Get started with Airwallex
The idea for Airwallex came from one of Zhang’s side businesses, a Melbourne-based coffee shop he ran with co-founder and university friend Max Lee.
As part of running the business, the pair often imported coffee beans and equipment from countries such as China and Brazil, which required them to send money overseas. Through this process, they realized how expensive and inefficient cross-border payments and transfers through the traditional SWIFT system were.
“We thought, why can’t we build a payment system in parallel with SWIFT and fundamentally change the way money moves around the world?” said Zhang. They wanted to create a solution to streamline cross-border payments, and the initial idea for Airwallex was born.

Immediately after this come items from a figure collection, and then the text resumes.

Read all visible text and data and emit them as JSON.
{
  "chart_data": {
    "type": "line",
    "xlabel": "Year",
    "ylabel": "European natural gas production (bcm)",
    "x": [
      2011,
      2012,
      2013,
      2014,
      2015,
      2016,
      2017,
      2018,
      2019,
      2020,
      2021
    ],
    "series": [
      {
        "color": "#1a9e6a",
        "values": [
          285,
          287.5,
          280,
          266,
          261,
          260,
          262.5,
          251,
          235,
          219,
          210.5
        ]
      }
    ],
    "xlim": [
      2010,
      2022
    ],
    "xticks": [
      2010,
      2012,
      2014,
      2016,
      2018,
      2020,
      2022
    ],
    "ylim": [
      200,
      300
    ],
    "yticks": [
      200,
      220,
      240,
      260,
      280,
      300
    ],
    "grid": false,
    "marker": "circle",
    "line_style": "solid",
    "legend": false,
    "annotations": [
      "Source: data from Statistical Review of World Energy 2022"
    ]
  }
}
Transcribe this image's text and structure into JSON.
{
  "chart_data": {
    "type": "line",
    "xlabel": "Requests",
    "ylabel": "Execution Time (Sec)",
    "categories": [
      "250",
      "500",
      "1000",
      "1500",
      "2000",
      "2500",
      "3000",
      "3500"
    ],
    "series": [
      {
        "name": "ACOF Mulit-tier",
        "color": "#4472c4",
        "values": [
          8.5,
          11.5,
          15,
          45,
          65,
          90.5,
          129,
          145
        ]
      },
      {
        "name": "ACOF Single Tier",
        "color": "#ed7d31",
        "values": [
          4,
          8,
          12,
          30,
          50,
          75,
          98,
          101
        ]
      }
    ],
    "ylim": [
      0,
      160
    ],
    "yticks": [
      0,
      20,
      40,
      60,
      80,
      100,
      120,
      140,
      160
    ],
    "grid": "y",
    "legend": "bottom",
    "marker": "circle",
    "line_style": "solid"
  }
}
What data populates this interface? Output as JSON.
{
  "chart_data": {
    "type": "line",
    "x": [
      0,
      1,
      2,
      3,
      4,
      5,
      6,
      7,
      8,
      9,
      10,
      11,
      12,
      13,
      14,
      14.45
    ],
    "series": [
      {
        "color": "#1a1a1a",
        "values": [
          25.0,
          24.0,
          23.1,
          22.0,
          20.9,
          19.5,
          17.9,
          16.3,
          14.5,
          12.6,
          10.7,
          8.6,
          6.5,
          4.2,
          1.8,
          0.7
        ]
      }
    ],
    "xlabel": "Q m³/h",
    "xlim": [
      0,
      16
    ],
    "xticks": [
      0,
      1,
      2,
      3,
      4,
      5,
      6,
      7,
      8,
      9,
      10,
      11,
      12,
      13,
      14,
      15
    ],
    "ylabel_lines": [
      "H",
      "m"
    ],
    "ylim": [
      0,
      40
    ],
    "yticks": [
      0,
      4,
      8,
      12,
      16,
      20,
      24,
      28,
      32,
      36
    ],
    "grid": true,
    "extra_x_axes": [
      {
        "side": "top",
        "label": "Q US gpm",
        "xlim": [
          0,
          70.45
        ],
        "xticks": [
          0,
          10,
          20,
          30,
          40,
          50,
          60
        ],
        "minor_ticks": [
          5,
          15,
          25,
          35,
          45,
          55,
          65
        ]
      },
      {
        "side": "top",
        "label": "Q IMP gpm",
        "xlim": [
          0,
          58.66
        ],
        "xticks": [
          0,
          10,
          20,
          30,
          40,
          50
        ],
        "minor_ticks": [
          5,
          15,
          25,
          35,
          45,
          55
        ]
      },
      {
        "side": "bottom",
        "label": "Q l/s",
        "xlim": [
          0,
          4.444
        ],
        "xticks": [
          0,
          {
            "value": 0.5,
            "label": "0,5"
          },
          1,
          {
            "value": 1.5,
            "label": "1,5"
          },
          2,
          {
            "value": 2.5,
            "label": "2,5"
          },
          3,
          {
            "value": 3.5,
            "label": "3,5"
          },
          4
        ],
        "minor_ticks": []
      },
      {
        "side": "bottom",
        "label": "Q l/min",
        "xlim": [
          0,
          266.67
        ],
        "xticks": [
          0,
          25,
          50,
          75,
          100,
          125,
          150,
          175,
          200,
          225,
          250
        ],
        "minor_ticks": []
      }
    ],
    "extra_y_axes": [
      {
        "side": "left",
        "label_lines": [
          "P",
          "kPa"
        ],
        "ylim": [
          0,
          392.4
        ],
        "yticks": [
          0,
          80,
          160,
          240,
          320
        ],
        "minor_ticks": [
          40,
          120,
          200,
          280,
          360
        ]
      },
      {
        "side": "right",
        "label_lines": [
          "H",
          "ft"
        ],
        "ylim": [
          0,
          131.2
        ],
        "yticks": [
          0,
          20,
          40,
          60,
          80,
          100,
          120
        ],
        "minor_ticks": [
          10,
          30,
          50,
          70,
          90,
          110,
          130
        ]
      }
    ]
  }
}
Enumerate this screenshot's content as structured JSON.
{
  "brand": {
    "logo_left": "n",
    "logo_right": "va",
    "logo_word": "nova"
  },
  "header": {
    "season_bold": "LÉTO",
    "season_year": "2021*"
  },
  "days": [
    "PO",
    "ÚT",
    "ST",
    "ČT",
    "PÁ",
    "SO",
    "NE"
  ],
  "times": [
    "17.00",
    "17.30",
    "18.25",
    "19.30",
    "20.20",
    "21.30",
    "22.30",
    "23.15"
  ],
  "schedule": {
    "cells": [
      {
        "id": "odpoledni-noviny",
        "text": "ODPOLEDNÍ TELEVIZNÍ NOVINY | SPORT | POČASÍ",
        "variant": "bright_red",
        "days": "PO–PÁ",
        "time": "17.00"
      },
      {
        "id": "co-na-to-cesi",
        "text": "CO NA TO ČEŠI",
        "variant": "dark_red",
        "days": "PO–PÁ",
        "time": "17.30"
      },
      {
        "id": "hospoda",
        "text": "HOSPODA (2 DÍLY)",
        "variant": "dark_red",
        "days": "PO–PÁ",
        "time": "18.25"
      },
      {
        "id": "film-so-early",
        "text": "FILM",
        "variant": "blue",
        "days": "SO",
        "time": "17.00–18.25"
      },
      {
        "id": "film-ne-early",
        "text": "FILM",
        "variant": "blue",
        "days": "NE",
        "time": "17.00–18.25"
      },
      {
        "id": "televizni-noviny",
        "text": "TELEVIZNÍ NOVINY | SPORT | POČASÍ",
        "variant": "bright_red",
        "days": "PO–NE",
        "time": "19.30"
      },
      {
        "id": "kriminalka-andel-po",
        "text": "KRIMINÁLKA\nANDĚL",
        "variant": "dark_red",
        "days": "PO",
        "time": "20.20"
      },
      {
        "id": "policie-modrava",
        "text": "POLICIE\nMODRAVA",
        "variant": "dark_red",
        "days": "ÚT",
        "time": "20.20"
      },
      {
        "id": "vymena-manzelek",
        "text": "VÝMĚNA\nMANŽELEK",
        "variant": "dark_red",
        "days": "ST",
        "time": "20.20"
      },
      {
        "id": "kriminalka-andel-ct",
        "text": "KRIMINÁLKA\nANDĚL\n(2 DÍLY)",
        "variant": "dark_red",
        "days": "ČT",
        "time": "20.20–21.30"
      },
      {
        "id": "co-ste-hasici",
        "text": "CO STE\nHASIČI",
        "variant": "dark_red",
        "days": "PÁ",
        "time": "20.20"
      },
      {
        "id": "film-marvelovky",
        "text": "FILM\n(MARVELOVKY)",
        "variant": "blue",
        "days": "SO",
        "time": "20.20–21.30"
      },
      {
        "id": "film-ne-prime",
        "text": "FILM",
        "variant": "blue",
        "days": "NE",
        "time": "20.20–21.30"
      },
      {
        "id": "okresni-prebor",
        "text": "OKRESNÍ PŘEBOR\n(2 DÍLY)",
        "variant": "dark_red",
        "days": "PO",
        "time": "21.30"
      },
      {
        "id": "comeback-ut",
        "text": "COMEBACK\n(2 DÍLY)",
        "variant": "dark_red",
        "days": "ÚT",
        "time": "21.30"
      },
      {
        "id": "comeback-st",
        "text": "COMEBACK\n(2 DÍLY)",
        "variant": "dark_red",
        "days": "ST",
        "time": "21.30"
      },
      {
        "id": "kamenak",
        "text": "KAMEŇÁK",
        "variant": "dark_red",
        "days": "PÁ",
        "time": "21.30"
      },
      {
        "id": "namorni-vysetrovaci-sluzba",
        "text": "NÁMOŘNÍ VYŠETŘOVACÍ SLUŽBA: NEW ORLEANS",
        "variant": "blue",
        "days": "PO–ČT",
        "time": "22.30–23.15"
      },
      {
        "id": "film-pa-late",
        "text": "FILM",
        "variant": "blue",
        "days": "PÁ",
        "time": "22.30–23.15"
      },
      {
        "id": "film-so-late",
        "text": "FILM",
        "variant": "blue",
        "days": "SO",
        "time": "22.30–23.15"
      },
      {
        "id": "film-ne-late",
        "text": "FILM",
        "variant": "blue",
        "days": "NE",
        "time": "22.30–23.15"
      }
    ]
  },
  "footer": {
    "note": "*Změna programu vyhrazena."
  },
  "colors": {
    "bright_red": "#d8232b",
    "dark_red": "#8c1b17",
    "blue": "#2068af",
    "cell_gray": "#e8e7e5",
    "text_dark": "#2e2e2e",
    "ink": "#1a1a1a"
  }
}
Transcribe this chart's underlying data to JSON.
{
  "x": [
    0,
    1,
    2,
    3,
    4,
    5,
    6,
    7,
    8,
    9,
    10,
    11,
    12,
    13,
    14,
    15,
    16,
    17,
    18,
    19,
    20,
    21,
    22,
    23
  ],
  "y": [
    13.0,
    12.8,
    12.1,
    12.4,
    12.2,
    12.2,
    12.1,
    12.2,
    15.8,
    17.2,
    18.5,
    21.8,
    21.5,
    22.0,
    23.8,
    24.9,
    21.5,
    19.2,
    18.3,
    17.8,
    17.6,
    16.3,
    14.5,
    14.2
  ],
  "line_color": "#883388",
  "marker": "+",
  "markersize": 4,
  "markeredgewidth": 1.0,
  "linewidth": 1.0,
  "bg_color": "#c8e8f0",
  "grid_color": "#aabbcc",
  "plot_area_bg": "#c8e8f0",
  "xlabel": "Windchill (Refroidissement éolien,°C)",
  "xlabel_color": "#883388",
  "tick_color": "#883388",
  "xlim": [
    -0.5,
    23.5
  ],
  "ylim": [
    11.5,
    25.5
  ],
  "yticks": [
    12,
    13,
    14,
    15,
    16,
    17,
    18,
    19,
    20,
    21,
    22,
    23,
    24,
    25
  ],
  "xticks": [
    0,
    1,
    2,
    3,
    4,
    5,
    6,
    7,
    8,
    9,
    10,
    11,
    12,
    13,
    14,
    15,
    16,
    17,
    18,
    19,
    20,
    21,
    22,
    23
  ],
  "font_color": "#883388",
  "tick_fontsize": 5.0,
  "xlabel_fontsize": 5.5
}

Zhang and Li gathered other friends from their university network, Lucy Liu, Jacob Dai, and Ki-lok Wong, to help them work on the idea. Liu played a key role early on, investing the first $1 million into the startup.
By the end of 2015, the group officially founded Airwallex. After nearly a decade of 80-plus hour workweeks, the company had more than $1 billion in annual run rate revenue (ARR) at the end of last year, which estimates a company’s future annual revenue based on shorter-term financial data.
“We’re still very excited about what’s going to happen,” Chan said. “I think there’s a lot of opportunity in front of us…We think we can generate (at least) $10 billion in revenue by 2030. That’s our next goal.”